Bennett: Likud gave away Hebron, brought Gaza disengagement and supported Palestinian state

Bennett does damage control in Eli after Netanyahu visit.

Naftali Bennett at a Bayit Yehudi convention at Tel Aviv University, September 10, 2014. (photo credit: MARC ISRAEL SELLEM/THE JERUSALEM POST)
Naftali Bennett at a Bayit Yehudi convention at Tel Aviv University, September 10, 2014.
(photo credit: MARC ISRAEL SELLEM/THE JERUSALEM POST)
Bayit Yehudi chairman Naftali Bennett attempted to shore up support in the religious- Zionist stronghold of Eli on Wednesday, one week after Prime Minister Benjamin Netanyahu did the same.
“We voted Likud once, and they gave away Hebron. We voted Likud again, and we got the [Gaza] disengagement. We voted Likud again, and we got the Bar-Ilan speech [in which Netanyahu expressed support for a demilitarized Palestinian state]. We can only stop these things if we are there [in the government],” Bennett declared at the Samaria settlement’s Bnei David pre-military academy.
Netanyahu’s visit so far into the West Bank was a rare one, and many saw it as an encroachment on Bayit Yehudi’s turf.
While the prime minister was in Eli, he openly encouraged Bayit Yehudi’s voters to move to the Likud, even though the two parties have a loose non-aggression pact.
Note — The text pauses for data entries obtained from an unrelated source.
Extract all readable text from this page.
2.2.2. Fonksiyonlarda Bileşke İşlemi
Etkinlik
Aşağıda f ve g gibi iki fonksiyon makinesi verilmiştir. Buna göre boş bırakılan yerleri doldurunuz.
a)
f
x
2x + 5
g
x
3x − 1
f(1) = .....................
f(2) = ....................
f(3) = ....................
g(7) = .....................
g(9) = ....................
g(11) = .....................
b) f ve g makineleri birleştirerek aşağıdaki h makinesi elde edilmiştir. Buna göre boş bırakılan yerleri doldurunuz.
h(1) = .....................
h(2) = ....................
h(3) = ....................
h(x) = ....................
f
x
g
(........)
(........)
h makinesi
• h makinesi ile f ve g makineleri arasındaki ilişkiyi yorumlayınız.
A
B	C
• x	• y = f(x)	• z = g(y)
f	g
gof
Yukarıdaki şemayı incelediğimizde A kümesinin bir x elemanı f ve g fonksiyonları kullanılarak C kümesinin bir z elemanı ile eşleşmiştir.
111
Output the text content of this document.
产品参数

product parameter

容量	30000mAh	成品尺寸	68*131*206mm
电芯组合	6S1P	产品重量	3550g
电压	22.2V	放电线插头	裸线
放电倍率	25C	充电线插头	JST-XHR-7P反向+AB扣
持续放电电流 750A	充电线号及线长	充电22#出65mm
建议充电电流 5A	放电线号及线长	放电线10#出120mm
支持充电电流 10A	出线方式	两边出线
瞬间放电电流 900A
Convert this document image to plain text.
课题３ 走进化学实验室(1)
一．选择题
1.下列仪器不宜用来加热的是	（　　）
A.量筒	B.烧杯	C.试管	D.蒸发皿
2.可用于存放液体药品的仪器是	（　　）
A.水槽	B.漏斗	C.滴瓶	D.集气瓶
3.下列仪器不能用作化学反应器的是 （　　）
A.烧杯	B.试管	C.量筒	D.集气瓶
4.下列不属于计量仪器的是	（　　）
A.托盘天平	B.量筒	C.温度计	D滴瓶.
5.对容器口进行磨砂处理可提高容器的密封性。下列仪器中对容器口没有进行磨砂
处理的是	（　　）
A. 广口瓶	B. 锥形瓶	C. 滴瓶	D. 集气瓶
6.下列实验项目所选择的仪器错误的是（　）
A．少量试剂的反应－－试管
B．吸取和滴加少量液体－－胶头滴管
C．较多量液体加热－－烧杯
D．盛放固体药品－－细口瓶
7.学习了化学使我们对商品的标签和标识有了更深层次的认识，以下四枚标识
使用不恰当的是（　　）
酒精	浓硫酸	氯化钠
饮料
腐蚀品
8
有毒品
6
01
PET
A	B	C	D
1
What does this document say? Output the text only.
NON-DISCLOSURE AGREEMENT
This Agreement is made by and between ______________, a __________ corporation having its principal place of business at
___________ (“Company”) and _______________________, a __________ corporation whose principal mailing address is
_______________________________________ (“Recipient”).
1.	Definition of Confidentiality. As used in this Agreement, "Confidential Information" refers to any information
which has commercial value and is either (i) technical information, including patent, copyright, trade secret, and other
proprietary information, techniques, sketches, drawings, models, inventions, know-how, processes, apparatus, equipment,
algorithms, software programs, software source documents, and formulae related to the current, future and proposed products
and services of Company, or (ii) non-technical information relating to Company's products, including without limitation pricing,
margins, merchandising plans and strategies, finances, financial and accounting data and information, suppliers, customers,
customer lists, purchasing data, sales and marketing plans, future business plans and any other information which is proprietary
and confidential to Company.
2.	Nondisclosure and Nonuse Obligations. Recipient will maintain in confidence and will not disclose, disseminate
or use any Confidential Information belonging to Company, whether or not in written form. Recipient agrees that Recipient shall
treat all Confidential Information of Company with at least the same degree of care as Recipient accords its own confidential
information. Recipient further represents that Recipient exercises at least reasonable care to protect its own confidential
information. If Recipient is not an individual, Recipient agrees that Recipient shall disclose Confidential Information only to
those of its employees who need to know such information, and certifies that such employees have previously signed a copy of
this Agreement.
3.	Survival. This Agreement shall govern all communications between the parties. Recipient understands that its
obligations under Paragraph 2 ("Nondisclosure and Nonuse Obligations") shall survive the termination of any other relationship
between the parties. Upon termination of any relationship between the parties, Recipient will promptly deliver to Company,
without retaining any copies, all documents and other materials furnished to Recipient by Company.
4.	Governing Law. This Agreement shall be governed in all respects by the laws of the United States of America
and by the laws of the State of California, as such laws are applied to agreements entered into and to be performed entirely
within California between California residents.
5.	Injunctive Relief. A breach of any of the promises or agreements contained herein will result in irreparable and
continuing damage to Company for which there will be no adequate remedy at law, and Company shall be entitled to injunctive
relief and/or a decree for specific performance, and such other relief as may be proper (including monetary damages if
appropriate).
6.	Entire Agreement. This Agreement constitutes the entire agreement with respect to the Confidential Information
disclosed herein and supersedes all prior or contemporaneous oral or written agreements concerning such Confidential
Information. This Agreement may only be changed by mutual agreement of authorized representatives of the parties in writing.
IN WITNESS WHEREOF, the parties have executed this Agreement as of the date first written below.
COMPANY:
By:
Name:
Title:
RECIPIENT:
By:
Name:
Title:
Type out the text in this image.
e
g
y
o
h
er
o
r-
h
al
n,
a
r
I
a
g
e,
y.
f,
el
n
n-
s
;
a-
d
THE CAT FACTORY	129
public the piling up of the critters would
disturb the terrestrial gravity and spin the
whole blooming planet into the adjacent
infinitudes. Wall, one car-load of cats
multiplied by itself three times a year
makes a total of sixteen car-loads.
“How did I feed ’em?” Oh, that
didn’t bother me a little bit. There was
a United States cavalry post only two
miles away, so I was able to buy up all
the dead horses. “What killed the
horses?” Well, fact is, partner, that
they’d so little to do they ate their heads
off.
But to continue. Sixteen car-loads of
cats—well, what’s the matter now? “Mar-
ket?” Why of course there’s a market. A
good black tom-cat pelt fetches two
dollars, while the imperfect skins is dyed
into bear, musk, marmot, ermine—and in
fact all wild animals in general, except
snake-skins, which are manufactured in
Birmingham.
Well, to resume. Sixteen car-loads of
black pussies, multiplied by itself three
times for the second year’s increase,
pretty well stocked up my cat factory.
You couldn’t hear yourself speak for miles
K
Netanyahu said that no matter Bayit Yehudi’s size, he would include it in a coalition, but Likud must be very large in order to form a government.
On Wednesday, Bennett stated that “we started a major process....
Netanyahu is the driver, but for the first time, we have a hand on the wheel.”
For Bayit Yehudi to keep its hand on the wheel, he added, it must be a big enough party.
Bennett told the students that he wanted Bayit Yehudi to continue growing “so we can continue doing what we did for the people of Israel, and we did a lot: We helped the economy, we stopped prisoner releases, we passed the referendum law [on sovereign land concessions] that was just a dream for many years, and we put [Palestinian terrorists] released in the Schalit deal back in prison.”
The Bayit Yehudi leader admitted that his party knew it could improve its performance.
Using a military metaphor, he encouraged “anyone who sees what can be fixed [to] help carry the stretcher and have an influence.”